Another on-line survey method attracting attention are surveys that are downloaded from the Web and run on previously installed software provided by the researcher. This shifts the computing tasks from the on-line server to the respondent’s PC. Once pre-loaded, the survey software can then read much smaller files that the respondent downloads from the Internet. The result is surveys that run in a very similar manner to the fixed-form interactive surveys. Once the survey has “played” on the respondent’s PC, a data file is created which can then be uploaded the next time the Internet is accessed.
Another variant of this methodology are completely custom programmed surveys that can be downloaded for single-use surveys. This technique gives the research the most control and flexibility of any option mentioned in this article — primarily because the survey can take full advantage of controls, logic and other functions available with the PC’s operating system that might not be supported on the Web. Examples of this type of functionality might include time exposures or live color calibration.
All downloadable studies tend to be more costly and time-intensive than other forms of on-line research. In some instances, they can also require a greater level of respondent sophistication in order to install software and correctly handle the data upload process. If the survey software must be downloaded in order to take the survey, the time requirement (from 20 minutes to two hours) may discourage some respondents. Allowing the respondent to complete the survey off-line (rather than collecting the data live) and then re-establish the data upload connection can also lead to delays and lost surveys.
Typically, we see this form of on-line research being used with panels or pre-recruited groups who regularly communicate with the survey organizer.
Web moderated interviewing: chat interviews and other discussion formats (qualitative)
The last form of research that is taking place on-line are the qualitative, real-time chat interviews. Although some people refer to these as on-line focus groups, we believe that they are significantly different in style and output to warrant a different classification.
In these chat interviews, the logic and control mechanisms are supplied by a highly skilled human moderator. People enter the interviewing chat session and then type the answers to questions posed by the moderator. While the results from traditional focus groups can be highly influenced by the skill of the moderator, these on-line chat sessions are doubly tricky. Just as the traditional moderator must control the overly enthusiastic participant, the on-line moderator must control the “tyranny of the fastest typist.”

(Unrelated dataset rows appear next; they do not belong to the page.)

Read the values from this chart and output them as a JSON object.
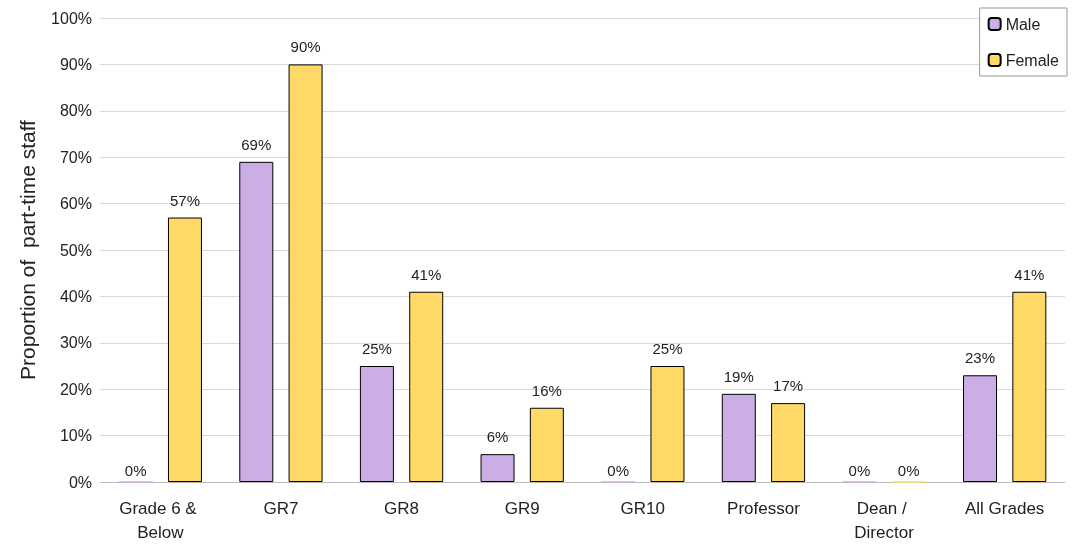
{
  "chart_data": {
    "type": "bar",
    "ylabel": "Proportion of  part-time staff",
    "categories": [
      "Grade 6 & Below",
      "GR7",
      "GR8",
      "GR9",
      "GR10",
      "Professor",
      "Dean / Director",
      "All Grades"
    ],
    "series": [
      {
        "name": "Male",
        "color": "#cbaee6",
        "values": [
          0,
          69,
          25,
          6,
          0,
          19,
          0,
          23
        ],
        "value_labels": [
          "0%",
          "69%",
          "25%",
          "6%",
          "0%",
          "19%",
          "0%",
          "23%"
        ]
      },
      {
        "name": "Female",
        "color": "#ffd966",
        "values": [
          57,
          90,
          41,
          16,
          25,
          17,
          0,
          41
        ],
        "value_labels": [
          "57%",
          "90%",
          "41%",
          "16%",
          "25%",
          "17%",
          "0%",
          "41%"
        ]
      }
    ],
    "ylim": [
      0,
      100
    ],
    "yticks": [
      {
        "value": 0,
        "label": "0%"
      },
      {
        "value": 10,
        "label": "10%"
      },
      {
        "value": 20,
        "label": "20%"
      },
      {
        "value": 30,
        "label": "30%"
      },
      {
        "value": 40,
        "label": "40%"
      },
      {
        "value": 50,
        "label": "50%"
      },
      {
        "value": 60,
        "label": "60%"
      },
      {
        "value": 70,
        "label": "70%"
      },
      {
        "value": 80,
        "label": "80%"
      },
      {
        "value": 90,
        "label": "90%"
      },
      {
        "value": 100,
        "label": "100%"
      }
    ],
    "grid": "y",
    "legend": "top right"
  }
}
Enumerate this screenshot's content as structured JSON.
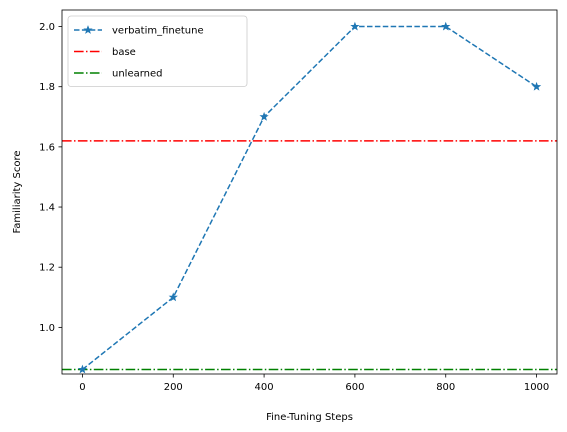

The key benefits of chat interviews are highly related to the non-physical nature of the medium. By conducting these discussions on-line, respondents from far-flung regions can be brought quickly together with no facility or travel expense. Session moderation fees are generally higher than those for traditional focus groups (due to the increased technical skill requirements), this is usually offset, however, by the previously mentioned cost savings. Pre-recruiting non-panel participants to any form of on-line study remains as expensive as recruitment for traditional studies.
New methods and technologies are giving researchers a much broader range of options for conducting research on-line. Expense and timing considerations can be better matched with need for controls and flexibility in questionnaire design issues. At last, the objectives of the research can be the key focus of the activity without the limitations of the medium playing a dominant role in the assessment of options.